American astronomer (born 1928)

William E. Brunk (born November 24, 1928) is an American retired astronomer and NASA administrator.

==Life and career==
William E. Brunk was born in Cleveland, Ohio on November 24, 1928. He was educated at high school in Cleveland, Ohio and attended the local Case Institute of Technology in 1948, gaining a B.S. in 1952 and an M.S. in Astronomy in 1954.

Brunk worked as a research scientist and aeronaut in the Lewis Flight Propulsion Laboratory from 1954 until 1958, before moving to the NASA Lewis Research Center as an aerospace research engineer, working there from 1958 to 1964.

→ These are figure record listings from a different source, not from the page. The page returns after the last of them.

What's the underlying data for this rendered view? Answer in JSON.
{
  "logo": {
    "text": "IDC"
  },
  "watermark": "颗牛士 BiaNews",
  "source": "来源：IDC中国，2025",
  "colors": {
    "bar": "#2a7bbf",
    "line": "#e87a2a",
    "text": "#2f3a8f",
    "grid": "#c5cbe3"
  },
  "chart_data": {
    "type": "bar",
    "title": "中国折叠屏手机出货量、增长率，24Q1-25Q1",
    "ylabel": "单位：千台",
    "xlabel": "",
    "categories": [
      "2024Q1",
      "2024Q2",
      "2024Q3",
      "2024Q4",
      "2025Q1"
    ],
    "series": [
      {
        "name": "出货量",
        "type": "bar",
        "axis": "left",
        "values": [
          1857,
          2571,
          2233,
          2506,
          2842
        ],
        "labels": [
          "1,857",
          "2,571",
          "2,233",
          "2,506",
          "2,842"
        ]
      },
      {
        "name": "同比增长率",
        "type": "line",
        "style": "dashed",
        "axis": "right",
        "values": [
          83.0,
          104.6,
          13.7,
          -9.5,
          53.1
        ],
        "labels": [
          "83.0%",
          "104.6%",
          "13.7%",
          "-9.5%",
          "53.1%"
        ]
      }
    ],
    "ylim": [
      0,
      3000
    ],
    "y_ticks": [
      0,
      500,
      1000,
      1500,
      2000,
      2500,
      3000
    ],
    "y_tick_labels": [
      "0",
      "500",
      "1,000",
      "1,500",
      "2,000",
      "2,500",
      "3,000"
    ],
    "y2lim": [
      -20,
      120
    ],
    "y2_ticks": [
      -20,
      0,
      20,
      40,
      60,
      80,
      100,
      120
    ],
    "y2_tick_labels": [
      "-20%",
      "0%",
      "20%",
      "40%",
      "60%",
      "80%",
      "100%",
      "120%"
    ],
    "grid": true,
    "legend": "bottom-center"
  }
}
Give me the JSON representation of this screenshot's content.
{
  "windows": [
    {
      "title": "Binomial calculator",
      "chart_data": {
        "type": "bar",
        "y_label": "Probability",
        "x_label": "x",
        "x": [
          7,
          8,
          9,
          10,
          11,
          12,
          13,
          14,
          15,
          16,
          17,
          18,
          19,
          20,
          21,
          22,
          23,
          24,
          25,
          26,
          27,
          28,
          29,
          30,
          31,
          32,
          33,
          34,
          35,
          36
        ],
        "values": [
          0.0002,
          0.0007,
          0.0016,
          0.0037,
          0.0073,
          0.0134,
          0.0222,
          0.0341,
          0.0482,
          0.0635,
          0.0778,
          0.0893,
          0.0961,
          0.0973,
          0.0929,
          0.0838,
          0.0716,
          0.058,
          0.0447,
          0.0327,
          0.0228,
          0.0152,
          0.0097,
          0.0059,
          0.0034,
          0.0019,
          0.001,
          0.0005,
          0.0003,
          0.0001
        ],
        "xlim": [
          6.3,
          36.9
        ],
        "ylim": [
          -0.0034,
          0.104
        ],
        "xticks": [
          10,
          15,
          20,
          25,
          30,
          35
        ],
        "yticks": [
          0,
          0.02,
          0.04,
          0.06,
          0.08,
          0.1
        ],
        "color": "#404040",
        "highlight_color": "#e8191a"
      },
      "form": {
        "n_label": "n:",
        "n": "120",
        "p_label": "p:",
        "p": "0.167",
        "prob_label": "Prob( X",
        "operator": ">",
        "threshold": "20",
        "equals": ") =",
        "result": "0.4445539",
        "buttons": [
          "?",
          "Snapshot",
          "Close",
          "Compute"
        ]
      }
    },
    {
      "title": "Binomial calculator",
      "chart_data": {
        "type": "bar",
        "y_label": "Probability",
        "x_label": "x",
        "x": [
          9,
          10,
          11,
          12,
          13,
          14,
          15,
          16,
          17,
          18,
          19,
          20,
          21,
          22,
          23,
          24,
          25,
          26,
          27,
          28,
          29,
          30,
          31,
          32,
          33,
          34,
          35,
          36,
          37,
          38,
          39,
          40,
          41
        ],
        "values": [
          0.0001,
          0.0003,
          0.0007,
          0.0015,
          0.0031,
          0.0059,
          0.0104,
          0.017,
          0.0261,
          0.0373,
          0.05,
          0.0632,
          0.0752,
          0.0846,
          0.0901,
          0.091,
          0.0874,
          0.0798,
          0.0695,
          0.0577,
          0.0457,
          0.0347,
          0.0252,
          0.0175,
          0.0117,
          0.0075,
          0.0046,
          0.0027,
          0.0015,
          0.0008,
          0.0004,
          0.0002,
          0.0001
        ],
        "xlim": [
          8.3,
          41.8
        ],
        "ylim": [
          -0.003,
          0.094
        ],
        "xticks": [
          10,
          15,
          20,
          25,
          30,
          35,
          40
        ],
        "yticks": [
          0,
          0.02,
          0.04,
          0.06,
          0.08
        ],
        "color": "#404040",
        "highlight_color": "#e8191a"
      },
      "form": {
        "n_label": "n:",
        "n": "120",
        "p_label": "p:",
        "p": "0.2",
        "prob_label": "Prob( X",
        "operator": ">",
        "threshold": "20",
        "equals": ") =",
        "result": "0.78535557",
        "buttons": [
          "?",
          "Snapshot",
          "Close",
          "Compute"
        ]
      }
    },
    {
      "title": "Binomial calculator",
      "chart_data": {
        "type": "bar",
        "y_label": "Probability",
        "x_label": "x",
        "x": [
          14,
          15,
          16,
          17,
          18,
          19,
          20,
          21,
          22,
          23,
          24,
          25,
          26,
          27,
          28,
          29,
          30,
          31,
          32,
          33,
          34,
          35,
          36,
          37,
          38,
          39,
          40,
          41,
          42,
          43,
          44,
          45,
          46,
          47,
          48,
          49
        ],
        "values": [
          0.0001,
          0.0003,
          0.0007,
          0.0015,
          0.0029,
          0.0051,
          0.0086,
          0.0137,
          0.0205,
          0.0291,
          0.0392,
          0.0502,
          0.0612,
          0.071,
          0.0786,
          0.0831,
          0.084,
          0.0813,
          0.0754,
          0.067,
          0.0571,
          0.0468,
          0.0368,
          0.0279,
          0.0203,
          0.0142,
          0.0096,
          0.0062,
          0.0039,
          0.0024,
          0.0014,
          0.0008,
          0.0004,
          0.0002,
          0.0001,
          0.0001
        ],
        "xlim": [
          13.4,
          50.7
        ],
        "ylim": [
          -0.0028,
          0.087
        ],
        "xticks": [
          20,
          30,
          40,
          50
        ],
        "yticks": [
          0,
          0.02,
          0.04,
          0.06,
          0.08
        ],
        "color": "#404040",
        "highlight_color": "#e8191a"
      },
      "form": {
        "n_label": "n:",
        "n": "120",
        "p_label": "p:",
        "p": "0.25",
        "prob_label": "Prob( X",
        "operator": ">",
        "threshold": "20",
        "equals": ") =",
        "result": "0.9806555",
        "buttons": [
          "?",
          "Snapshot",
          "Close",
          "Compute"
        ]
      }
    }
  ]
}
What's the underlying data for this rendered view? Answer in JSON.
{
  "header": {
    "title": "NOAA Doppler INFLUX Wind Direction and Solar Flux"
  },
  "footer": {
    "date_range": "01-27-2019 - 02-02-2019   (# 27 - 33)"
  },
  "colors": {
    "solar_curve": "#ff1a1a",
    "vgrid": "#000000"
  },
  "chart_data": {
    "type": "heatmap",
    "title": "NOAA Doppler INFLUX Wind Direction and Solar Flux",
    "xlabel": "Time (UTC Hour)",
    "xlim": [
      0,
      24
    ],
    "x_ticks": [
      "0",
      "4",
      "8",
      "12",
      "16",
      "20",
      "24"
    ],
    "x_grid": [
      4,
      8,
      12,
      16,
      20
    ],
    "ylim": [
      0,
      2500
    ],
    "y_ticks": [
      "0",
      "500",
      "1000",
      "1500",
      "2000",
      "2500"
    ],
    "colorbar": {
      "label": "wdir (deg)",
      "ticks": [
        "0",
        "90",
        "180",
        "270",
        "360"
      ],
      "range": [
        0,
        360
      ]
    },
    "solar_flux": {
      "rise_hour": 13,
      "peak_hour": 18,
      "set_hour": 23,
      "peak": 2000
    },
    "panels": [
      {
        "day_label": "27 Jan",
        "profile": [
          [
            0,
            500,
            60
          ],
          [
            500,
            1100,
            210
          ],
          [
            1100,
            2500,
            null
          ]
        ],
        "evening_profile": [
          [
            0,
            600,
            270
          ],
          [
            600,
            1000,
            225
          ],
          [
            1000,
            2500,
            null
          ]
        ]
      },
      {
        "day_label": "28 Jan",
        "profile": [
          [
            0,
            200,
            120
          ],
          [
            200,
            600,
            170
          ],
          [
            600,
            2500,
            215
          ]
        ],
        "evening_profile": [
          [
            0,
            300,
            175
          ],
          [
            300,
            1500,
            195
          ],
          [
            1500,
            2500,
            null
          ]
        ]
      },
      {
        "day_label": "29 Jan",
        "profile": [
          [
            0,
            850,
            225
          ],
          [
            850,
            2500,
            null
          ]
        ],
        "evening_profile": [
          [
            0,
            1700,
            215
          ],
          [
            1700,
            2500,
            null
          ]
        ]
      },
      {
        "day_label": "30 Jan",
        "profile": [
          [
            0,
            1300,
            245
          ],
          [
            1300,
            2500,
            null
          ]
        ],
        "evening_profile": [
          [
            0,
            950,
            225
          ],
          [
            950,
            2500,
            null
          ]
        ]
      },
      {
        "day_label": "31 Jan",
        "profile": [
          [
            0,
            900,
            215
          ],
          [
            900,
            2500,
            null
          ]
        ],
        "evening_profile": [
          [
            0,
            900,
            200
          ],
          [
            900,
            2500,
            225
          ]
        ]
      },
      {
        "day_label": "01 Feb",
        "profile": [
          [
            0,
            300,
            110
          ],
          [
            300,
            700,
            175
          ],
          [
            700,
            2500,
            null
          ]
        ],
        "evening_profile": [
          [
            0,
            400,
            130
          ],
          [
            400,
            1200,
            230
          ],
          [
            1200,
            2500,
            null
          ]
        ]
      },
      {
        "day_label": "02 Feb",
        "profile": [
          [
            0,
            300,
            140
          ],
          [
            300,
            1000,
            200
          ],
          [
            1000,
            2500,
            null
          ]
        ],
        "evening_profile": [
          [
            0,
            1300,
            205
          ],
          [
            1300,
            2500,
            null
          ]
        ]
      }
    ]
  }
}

Brunk returned to the Case Institute in 1963 to earn his Ph.D. in astronomy, before accepting the position of staff scientist for the Voyager mission (1964-1965). He was then acting Chief (1965) and later Program Chief of Planetary Astronomy at NASA headquarters (1965-1982), where he played an important role in the construction of the 2.6-m reflector at the McDonald Observatory and the Infrared Telescope Facility at Mauna Kea.

Brunk retired from NASA in 1985.

==Honors and awards==
- 1995 Harold Masursky Award for Meritorious Service to Planetary Science
- Minor planet 2499 Brunk, discovered in 1978, was named in his honor.